In a ruling issued Monday and filed Thursday in the county prothonotary's office, Senior Judge David E. Grine called the salary reductions, which he described as "startling," and the accompanying increased cost of health insurance caused "serious harm" to the affected office holders.

He added that what also must be considered is the potential impact on the offices themselves, noting that staffing had already been cut.

"The reference in the testimony that suggested that a public servant was little more than an hourly worker in the service industry not only suggests profound ignorance of the responsibilities of the office, but a lack of a full appreciation of American history - a history which, unique to other countries in the world, rests solely on the blood and sweat of public servants," Grine wrote.

"The county code was enacted to offer guidance to local governments, but it also was intended to provide protection to public servants. In no other forum is the necessity of that protection as evident as the forum presented to this court on Nov. 8, 2013."

That was the date Grine granted a preliminary injunction to coroner James F. Kelley, register and recorder Mary Zimmerman, former sheriff Chad Reiner and treasurer Kevin Gilroy.

The four filed a civil lawsuit in October following a decision that month by commissioners Stephen Bridy and Vinny Clausi to slash their salaries and that of the offices of county prothonotary and the commissioners. Health care contributions were set to rise to 50 percent of the premium. Commissioner Rick Shoch opposed. Changes were to take effect following the next election for each office.

The injunction stalled the action and Grine's decision will allow the row officers' lawsuit to move forward in the Court of Common Pleas.

Northumberland County appealed, urged on by majority commissioners Bridy and Clausi, saying the court erred in finding that sufficient evidence existed for the injunction.

Grine said evidence favoring the plaintiffs meets six criteria justifying such an injunction: irreparable harm would occur before the matter would be addressed in court, there is no harm to the defendants by granting an injunction, it wouldn't change the county's financial standing as it were immediately prior to when the cuts were approved, plaintiffs' right to relief is clear in that the controller position, held at the time by Tony Phillips, was left unchanged, simply filing a lawsuit wouldn't allow plaintiffs a chance at full recovery of losses, and the public interest is not adversely affected.

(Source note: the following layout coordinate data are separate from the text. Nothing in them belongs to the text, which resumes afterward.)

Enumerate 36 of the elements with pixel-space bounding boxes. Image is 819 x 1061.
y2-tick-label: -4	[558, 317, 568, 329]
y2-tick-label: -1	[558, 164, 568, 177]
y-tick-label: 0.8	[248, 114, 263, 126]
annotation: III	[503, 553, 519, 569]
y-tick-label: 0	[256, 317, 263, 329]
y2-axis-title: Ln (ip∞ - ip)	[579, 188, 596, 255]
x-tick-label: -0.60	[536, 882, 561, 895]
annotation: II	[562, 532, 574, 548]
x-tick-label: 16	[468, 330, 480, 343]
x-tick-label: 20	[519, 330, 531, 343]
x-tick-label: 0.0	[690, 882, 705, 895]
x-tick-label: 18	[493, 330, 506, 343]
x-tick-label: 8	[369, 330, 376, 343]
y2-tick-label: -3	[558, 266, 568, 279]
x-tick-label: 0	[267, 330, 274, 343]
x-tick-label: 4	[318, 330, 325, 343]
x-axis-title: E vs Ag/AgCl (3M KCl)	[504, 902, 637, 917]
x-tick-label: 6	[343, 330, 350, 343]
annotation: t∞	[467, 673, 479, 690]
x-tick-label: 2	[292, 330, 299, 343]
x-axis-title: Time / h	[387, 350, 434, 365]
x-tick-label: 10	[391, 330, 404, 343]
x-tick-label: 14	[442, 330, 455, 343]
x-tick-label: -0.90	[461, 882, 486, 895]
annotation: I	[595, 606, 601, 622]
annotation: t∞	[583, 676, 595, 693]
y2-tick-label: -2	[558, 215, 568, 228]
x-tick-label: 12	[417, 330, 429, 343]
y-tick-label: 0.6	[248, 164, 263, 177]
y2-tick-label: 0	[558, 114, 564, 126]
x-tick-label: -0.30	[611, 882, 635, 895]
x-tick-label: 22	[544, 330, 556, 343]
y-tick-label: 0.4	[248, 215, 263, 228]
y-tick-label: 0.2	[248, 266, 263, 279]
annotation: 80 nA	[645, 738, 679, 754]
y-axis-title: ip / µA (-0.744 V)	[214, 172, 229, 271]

"As each office performs a public service, and the allocation of resources and administrative responsibilities remains the same as it was in 2013, the public interest has not only not be adversely affected, but has been bolstered. The public will earn a benefit from the continuation of the current office holders in their duties at their prior salaries and with their prior benefit plans," Grine wrote.

At a glance

A look at the changes to salaries and health benefits for county row officers that were approved Oct. 1 (position; current and reduced salary and reduction percentage; who was serving at the time; year new salary would be effective, which follows the election for each respective office):

- County commissioners: $61,000 to $31,500; 48.4 percent; Stephen Bridy, Vinny Clausi and Richard Shoch; 2016.

- Coroner: $53,834 to $30,500; 43.4 percent; James F. Kelley; 2014.

- Prothonotary: $57,396 to $31,000; 46 percent; Kathleen Strausser (now held by Justin Dunkelberger); 2014.

- Register and recorder: $57,396 to $31,000; 46 percent; Mary Zimmerman; 2014.

- Sheriff: $53,834 to $31,000; 42.5 percent; Chad Reiner (now held by Robert Wolfe); 2016.

- Treasurer: $53,834 to $31,000; Kevin Gilroy; 2016.

- Controller: $56,676; unchanged; Tony Phillips (now held by Chris Grayson).

- District attorney: $172,270; unchanged (state sets salaries for district attorneys); Tony Rosini (now held by Ann Targonski).

Health care: All elected officials would be required to pay 50 percent of the cost of health insurance beginning with their new term.

Single plan: $347.88 per month (up from $108); $4,174.56 per year.

Two-party: $694.32 (up from $175); $8,331.84 per year.

Family: $872.97 (up from $241); $10,475.64 per year.